What are the advantages? Surprisingly a comfy gym might be able to save you some money. For example, a gym that offers towels as part of the package will save you loads of laundry, washing and drying. That’s not even to mention that every time you take a nice long hot shower at your premium gym, you’re also saving yourself the cost of water and gas or electricity to heat it at home.
Aside from that, premium gyms are usually clean and include fancy features like steam saunas, jacuzzis, and plenty of equipment, so you can save time and be extra relaxed for your money. You’ll also never have to pay for access to a spa if you go to a premium gym.
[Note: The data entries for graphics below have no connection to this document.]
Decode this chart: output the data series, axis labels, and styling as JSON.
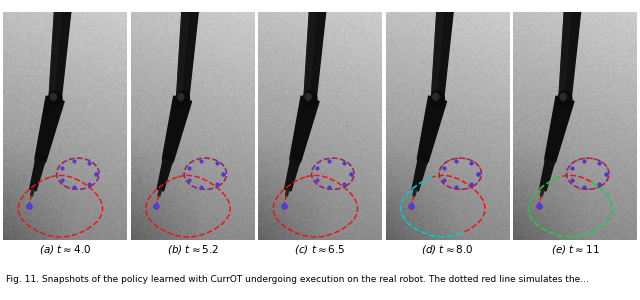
{
  "subcaptions": [
    "(a) $t \\approx 4.0$",
    "(b) $t \\approx 5.2$",
    "(c) $t \\approx 6.5$",
    "(d) $t \\approx 8.0$",
    "(e) $t \\approx 11$"
  ],
  "figure_caption": "Fig. 11. Snapshots of the policy learned with CurrOT undergoing execution on the real robot. The dotted red line simulates the...",
  "n_panels": 5,
  "bg_color": "#ffffff",
  "subcaption_fontsize": 7.5,
  "caption_fontsize": 6.5,
  "figure_width": 6.4,
  "figure_height": 3.0,
  "dpi": 100
}
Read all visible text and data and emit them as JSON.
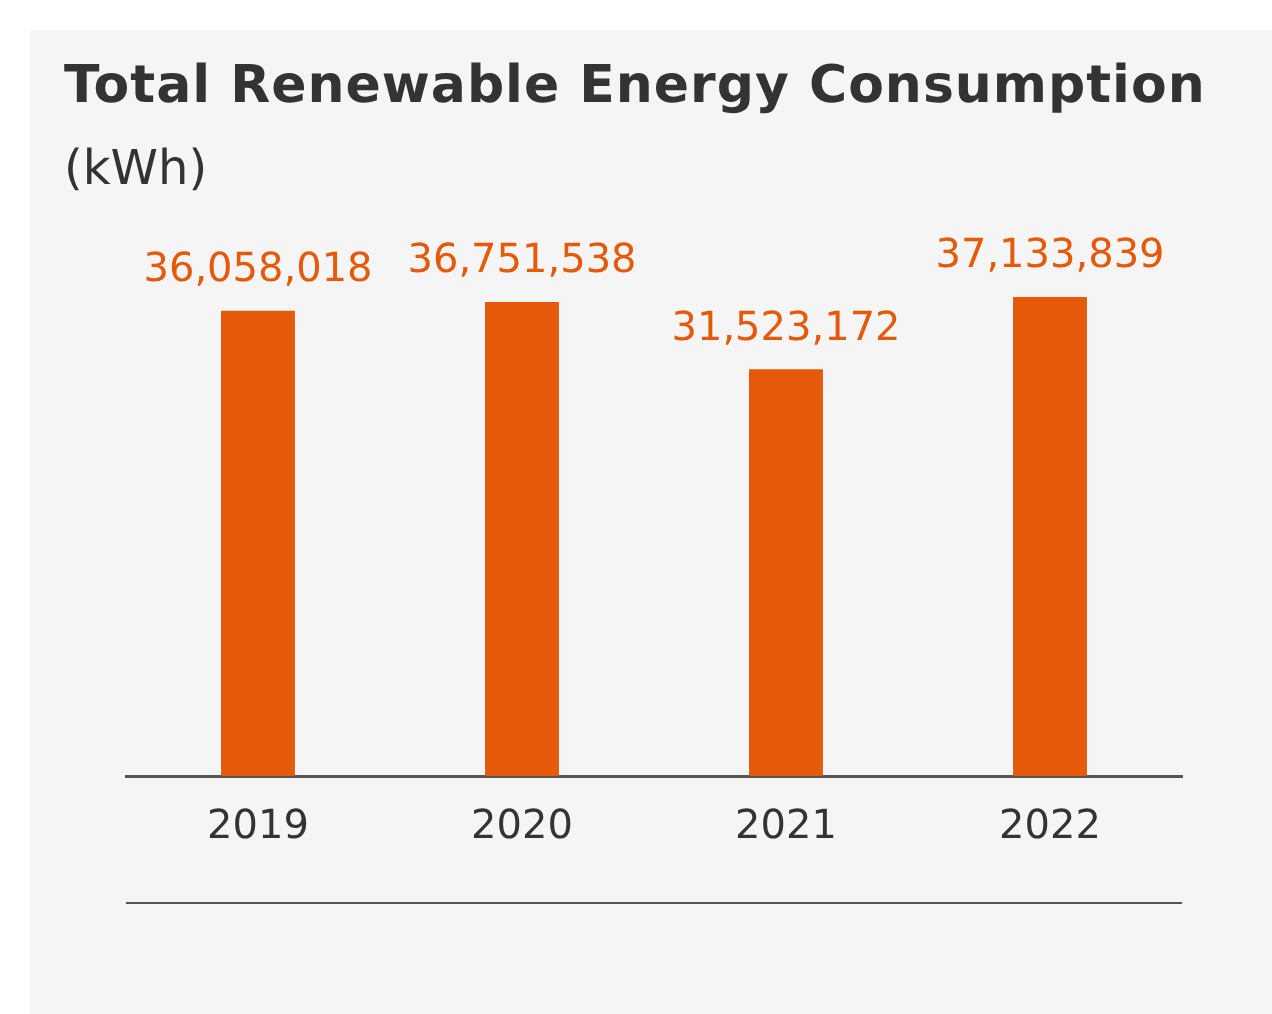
{
  "chart_data": {
    "type": "bar",
    "title": "Total Renewable Energy Consumption",
    "subtitle": "(kWh)",
    "categories": [
      "2019",
      "2020",
      "2021",
      "2022"
    ],
    "values": [
      36058018,
      36751538,
      31523172,
      37133839
    ],
    "value_labels": [
      "36,058,018",
      "36,751,538",
      "31,523,172",
      "37,133,839"
    ],
    "color": "#e5590b",
    "grid": false,
    "legend": false
  }
}
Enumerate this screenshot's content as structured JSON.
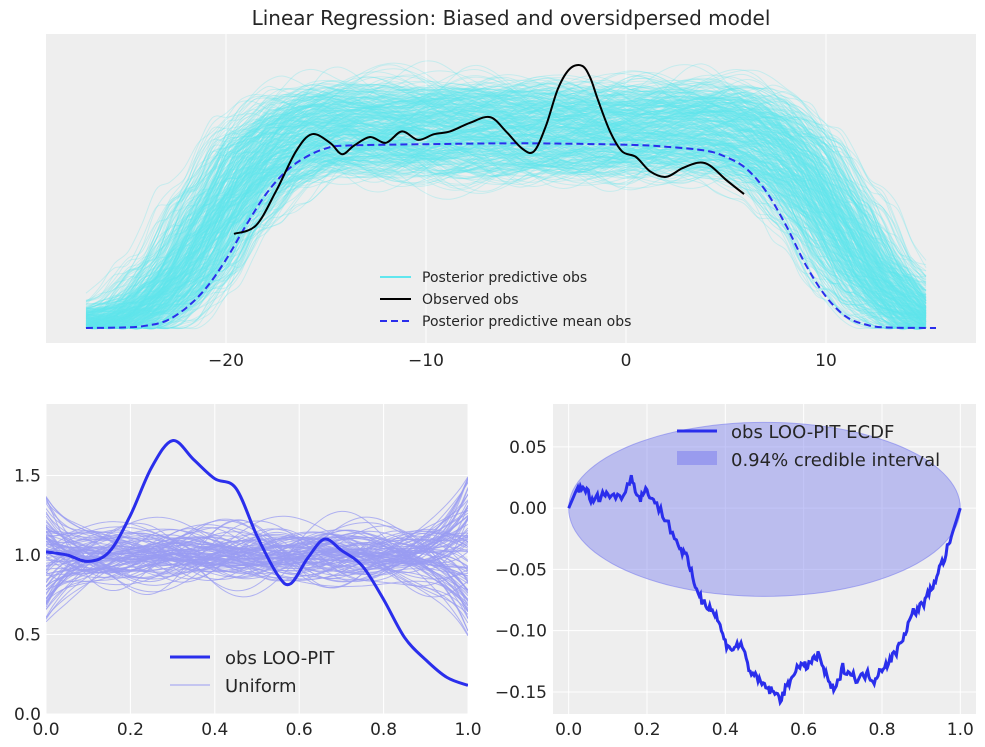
{
  "chart_data": [
    {
      "type": "line",
      "title": "Linear Regression: Biased and oversidpersed model",
      "xlabel": "",
      "ylabel": "",
      "xlim": [
        -29,
        17.5
      ],
      "xticks": [
        -20,
        -10,
        0,
        10
      ],
      "xtick_labels": [
        "−20",
        "−10",
        "0",
        "10"
      ],
      "yticks": [],
      "grid": true,
      "legend": "lower-center",
      "legend_entries": [
        "Posterior predictive obs",
        "Observed obs",
        "Posterior predictive mean obs"
      ],
      "series": [
        {
          "name": "Posterior predictive obs",
          "color": "#60e6ee",
          "description_count": 500,
          "envelope_x": [
            -27,
            -25,
            -23,
            -21,
            -19,
            -17,
            -15,
            -5,
            5,
            7,
            9,
            11,
            13,
            15.5
          ],
          "envelope_lower": [
            0.0,
            0.005,
            0.04,
            0.15,
            0.36,
            0.5,
            0.56,
            0.56,
            0.56,
            0.5,
            0.36,
            0.15,
            0.04,
            0.0
          ],
          "envelope_upper": [
            0.01,
            0.06,
            0.22,
            0.48,
            0.7,
            0.8,
            0.83,
            0.83,
            0.83,
            0.8,
            0.7,
            0.48,
            0.22,
            0.01
          ]
        },
        {
          "name": "Observed obs",
          "color": "#000000",
          "x": [
            -19.6,
            -18.5,
            -17.5,
            -16.5,
            -15.7,
            -14.8,
            -14.2,
            -13.6,
            -12.8,
            -12.0,
            -11.2,
            -10.4,
            -9.6,
            -8.8,
            -7.8,
            -6.8,
            -6.0,
            -5.2,
            -4.6,
            -4.0,
            -3.4,
            -2.8,
            -2.2,
            -1.8,
            -1.4,
            -0.8,
            -0.2,
            0.5,
            1.2,
            2.0,
            2.8,
            3.6,
            4.2,
            5.0,
            5.9
          ],
          "y": [
            0.33,
            0.36,
            0.48,
            0.62,
            0.68,
            0.65,
            0.61,
            0.64,
            0.67,
            0.65,
            0.69,
            0.66,
            0.68,
            0.69,
            0.72,
            0.74,
            0.69,
            0.63,
            0.62,
            0.71,
            0.84,
            0.91,
            0.92,
            0.88,
            0.8,
            0.69,
            0.62,
            0.6,
            0.55,
            0.53,
            0.56,
            0.58,
            0.57,
            0.52,
            0.47
          ]
        },
        {
          "name": "Posterior predictive mean obs",
          "color": "#2a2eec",
          "x": [
            -27,
            -25,
            -24,
            -23,
            -22,
            -21,
            -20,
            -19,
            -18,
            -17,
            -16,
            -15,
            -14,
            -10,
            -5,
            0,
            2,
            4,
            5,
            6,
            7,
            8,
            9,
            10,
            11,
            12,
            13,
            15.5
          ],
          "y": [
            0.0,
            0.002,
            0.008,
            0.025,
            0.07,
            0.14,
            0.24,
            0.36,
            0.47,
            0.55,
            0.6,
            0.63,
            0.64,
            0.645,
            0.648,
            0.643,
            0.636,
            0.622,
            0.6,
            0.56,
            0.48,
            0.36,
            0.22,
            0.11,
            0.04,
            0.012,
            0.002,
            0.0
          ]
        }
      ]
    },
    {
      "type": "line",
      "title": "",
      "xlabel": "",
      "ylabel": "",
      "xlim": [
        0,
        1
      ],
      "ylim": [
        0,
        1.95
      ],
      "xticks": [
        0.0,
        0.2,
        0.4,
        0.6,
        0.8,
        1.0
      ],
      "xtick_labels": [
        "0.0",
        "0.2",
        "0.4",
        "0.6",
        "0.8",
        "1.0"
      ],
      "yticks": [
        0.0,
        0.5,
        1.0,
        1.5
      ],
      "ytick_labels": [
        "0.0",
        "0.5",
        "1.0",
        "1.5"
      ],
      "grid": true,
      "legend": "lower-center",
      "legend_entries": [
        "obs LOO-PIT",
        "Uniform"
      ],
      "series": [
        {
          "name": "obs LOO-PIT",
          "color": "#2a2eec",
          "x": [
            0.0,
            0.05,
            0.1,
            0.15,
            0.2,
            0.25,
            0.3,
            0.35,
            0.4,
            0.45,
            0.5,
            0.55,
            0.58,
            0.62,
            0.66,
            0.7,
            0.75,
            0.8,
            0.85,
            0.9,
            0.95,
            1.0
          ],
          "y": [
            1.02,
            1.0,
            0.96,
            1.02,
            1.25,
            1.55,
            1.72,
            1.6,
            1.48,
            1.42,
            1.12,
            0.87,
            0.82,
            0.98,
            1.1,
            1.03,
            0.93,
            0.72,
            0.48,
            0.34,
            0.23,
            0.18
          ]
        },
        {
          "name": "Uniform",
          "color": "#9a9cf2",
          "description_count": 100,
          "band_center": 1.0,
          "band_spread": 0.25
        }
      ]
    },
    {
      "type": "line",
      "title": "",
      "xlabel": "",
      "ylabel": "",
      "xlim": [
        -0.04,
        1.04
      ],
      "ylim": [
        -0.168,
        0.085
      ],
      "xticks": [
        0.0,
        0.2,
        0.4,
        0.6,
        0.8,
        1.0
      ],
      "xtick_labels": [
        "0.0",
        "0.2",
        "0.4",
        "0.6",
        "0.8",
        "1.0"
      ],
      "yticks": [
        0.05,
        0.0,
        -0.05,
        -0.1,
        -0.15
      ],
      "ytick_labels": [
        "0.05",
        "0.00",
        "−0.05",
        "−0.10",
        "−0.15"
      ],
      "grid": true,
      "legend": "top-right",
      "legend_entries": [
        "obs LOO-PIT ECDF",
        "0.94% credible interval"
      ],
      "series": [
        {
          "name": "obs LOO-PIT ECDF",
          "color": "#2a2eec",
          "x": [
            0.0,
            0.02,
            0.04,
            0.06,
            0.08,
            0.1,
            0.13,
            0.16,
            0.18,
            0.2,
            0.22,
            0.25,
            0.28,
            0.3,
            0.32,
            0.34,
            0.36,
            0.38,
            0.4,
            0.42,
            0.44,
            0.46,
            0.48,
            0.5,
            0.52,
            0.54,
            0.56,
            0.58,
            0.6,
            0.62,
            0.64,
            0.66,
            0.68,
            0.7,
            0.72,
            0.74,
            0.76,
            0.78,
            0.8,
            0.82,
            0.84,
            0.86,
            0.88,
            0.9,
            0.92,
            0.94,
            0.96,
            0.98,
            1.0
          ],
          "y": [
            0.0,
            0.015,
            0.018,
            0.005,
            0.01,
            0.012,
            0.008,
            0.025,
            0.008,
            0.015,
            0.005,
            -0.01,
            -0.03,
            -0.04,
            -0.06,
            -0.075,
            -0.08,
            -0.09,
            -0.11,
            -0.115,
            -0.11,
            -0.13,
            -0.14,
            -0.145,
            -0.15,
            -0.155,
            -0.145,
            -0.13,
            -0.13,
            -0.125,
            -0.12,
            -0.14,
            -0.15,
            -0.13,
            -0.135,
            -0.14,
            -0.135,
            -0.14,
            -0.13,
            -0.125,
            -0.115,
            -0.1,
            -0.085,
            -0.08,
            -0.07,
            -0.055,
            -0.04,
            -0.02,
            0.0
          ]
        },
        {
          "name": "0.94% credible interval",
          "color": "#7d80ee",
          "shape": "ellipse",
          "center": [
            0.5,
            0.0
          ],
          "x_radius": 0.5,
          "y_radius_upper": 0.07,
          "y_radius_lower": 0.072
        }
      ]
    }
  ]
}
Speaking of ways to treat yourself, mental health is another area where trying to save may end up costing you more. Many therapists will schedule sessions twice a month, and offer relatively reasonable rates for regular customers.
How can therapy save you money? Well, when we are under stress that we can’t manage, we tend to make poor decisions in regards to our lifestyle, our work, and our relationships. This is what mental health professionals call “cognitive stress.” Basically being stressed can cause you to make bad decisions, such as eating too much, not being productive at work, shopping when you don’t need to, or sleeping too much (or not enough).
Consider mental health counseling an investment in yourself. It can help you perform better at work, get along better with friend and relatives, eat and sleep better, and generally be a happier person. Isn’t that worth something to you? I think so.
Movies, Music, and Bubble Gum
Ok, so it’s not 1950 anymore, as my son constantly reminds me. You kids these days probably don’t buy music, maybe you don’t go to the movies, or even chew bubble gum.
The point is that everyone has entertainments in their lives that aren’t strictly “necessary,” but which make us happy. These things are what life is really all about. Trying to save money on things that you know will make you happy can be a big mistake. Of course you shouldn’t overspend on these kinds of things either, but a happy life loves a happy medium.
Don’t forget to treat yourself. I like to ask myself every month when my paycheck comes, what it is I don’t have that would make my life measurably better. If I can afford it, which I usually can, I’ll buy it. Set of new headphones? A new guitar? A treat from the ice cream shop? Family dinner from our favorite sushi restaurant? These things can make all the difference in life.
After all: the object isn’t to never spend money, it’s to spend money the right way. If money can’t make you happy, of what use is it anyway?